Tax-the-rich measures may be popular, but California fiscal experts can't agree on how much they would raise.
Because wealthy earners have such volatile income streams, the state's two leading fiscal offices already disagree over how much Gov. Jerry Brown's tax plan would generate
The latest example comes from a new state review of the "millionaires tax" backed by the California Federation of Teachers and Courage Campaign. The plan would charge an additional three percentage points on income above $1 million and five percentage points on income above $2 million.
A fiscal review filed last night shows that the Department of Finance believes it would generate about $9.5 billion over 18 months through June 2013. The Legislative Analyst's Office says it would raise only $6 billion. In the next fiscal year, Finance says it would raise $6 billion, while LAO says it would ring in $4 billion.
The two offices submitted their forecasts in a memo they sent to Attorney General Kamala Harris for petition purposes. It was due last Friday, but Harris spokeswoman Lynda Gledhill said the fiscal offices can take more time if they request it. Harris has 15 days to write a title and summary for voters to read before deciding whether to sign a petition.

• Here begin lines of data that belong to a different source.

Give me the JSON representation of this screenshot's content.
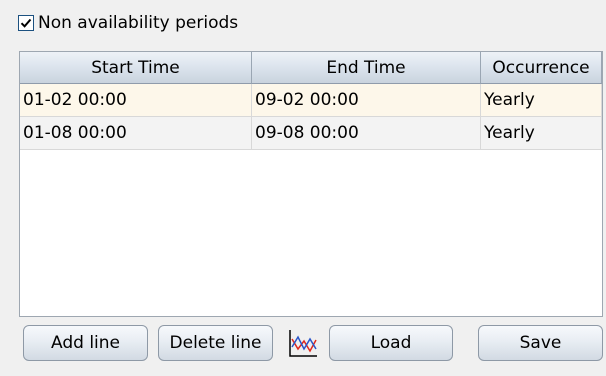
{
  "checkbox": {
    "label": "Non availability periods",
    "checked": true
  },
  "table": {
    "columns": [
      "Start Time",
      "End Time",
      "Occurrence"
    ],
    "rows": [
      [
        "01-02 00:00",
        "09-02 00:00",
        "Yearly"
      ],
      [
        "01-08 00:00",
        "09-08 00:00",
        "Yearly"
      ]
    ]
  },
  "buttons": {
    "add": "Add line",
    "delete": "Delete line",
    "chart_icon": "chart-icon",
    "load": "Load",
    "save": "Save"
  },
  "colors": {
    "selected_row": "#fdf7ea",
    "header_gradient_bottom": "#c9d3de",
    "chart_red": "#e0281e",
    "chart_blue": "#2a55c8"
  }
}
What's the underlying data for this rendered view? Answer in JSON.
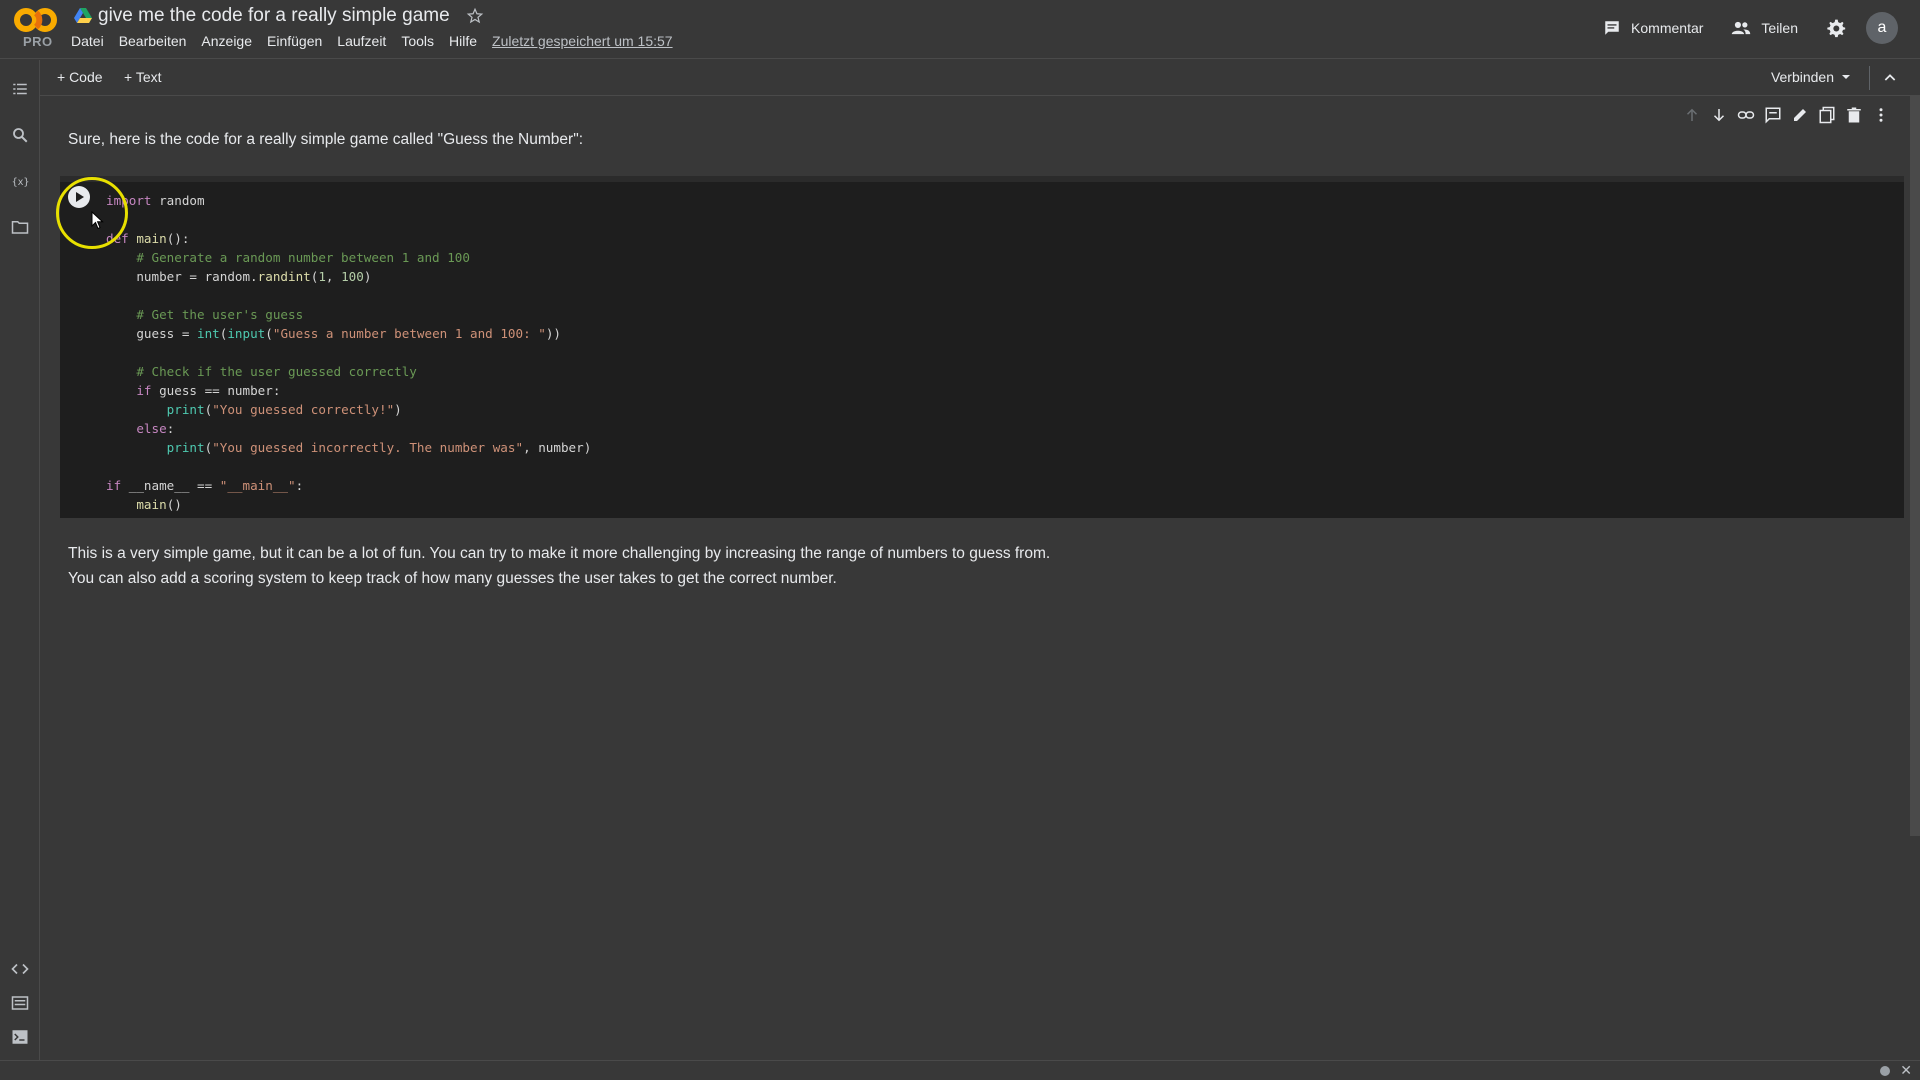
{
  "header": {
    "logo_badge": "PRO",
    "notebook_title": "give me the code for a really simple game",
    "menu": [
      "Datei",
      "Bearbeiten",
      "Anzeige",
      "Einfügen",
      "Laufzeit",
      "Tools",
      "Hilfe"
    ],
    "last_saved": "Zuletzt gespeichert um 15:57",
    "comment_label": "Kommentar",
    "share_label": "Teilen",
    "avatar_letter": "a"
  },
  "toolbar": {
    "add_code": "+ Code",
    "add_text": "+ Text",
    "connect": "Verbinden"
  },
  "cells": {
    "intro_text": "Sure, here is the code for a really simple game called \"Guess the Number\":",
    "outro_line1": "This is a very simple game, but it can be a lot of fun. You can try to make it more challenging by increasing the range of numbers to guess from.",
    "outro_line2": "You can also add a scoring system to keep track of how many guesses the user takes to get the correct number."
  },
  "code": {
    "language": "python",
    "lines": [
      "import random",
      "",
      "def main():",
      "    # Generate a random number between 1 and 100",
      "    number = random.randint(1, 100)",
      "",
      "    # Get the user's guess",
      "    guess = int(input(\"Guess a number between 1 and 100: \"))",
      "",
      "    # Check if the user guessed correctly",
      "    if guess == number:",
      "        print(\"You guessed correctly!\")",
      "    else:",
      "        print(\"You guessed incorrectly. The number was\", number)",
      "",
      "if __name__ == \"__main__\":",
      "    main()"
    ]
  },
  "icons": {
    "rail": [
      "toc-icon",
      "search-icon",
      "variables-icon",
      "folder-icon",
      "code-snippets-icon",
      "command-palette-icon",
      "terminal-icon"
    ],
    "cell_toolbar": [
      "move-up-icon",
      "move-down-icon",
      "link-icon",
      "comment-icon",
      "edit-icon",
      "mirror-cell-icon",
      "delete-icon",
      "more-icon"
    ]
  },
  "colors": {
    "background": "#383838",
    "code_background": "#1e1e1e",
    "cursor_highlight": "#e8e000",
    "logo_orange": "#f9ab00"
  }
}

Brown has a head start on collecting signatures after state officials cleared his measure for signature gathering Wednesday. CFT secretary-treasurer Jeff Freitas said his coalition isn't backing away despite the governor's urging for it to do so.
"We're very much moving forward, securing support," Freitas said. "We have unions and community organizations getting on board. Our initiative is very much the voice of the people. It embodies the Occupy movement going on."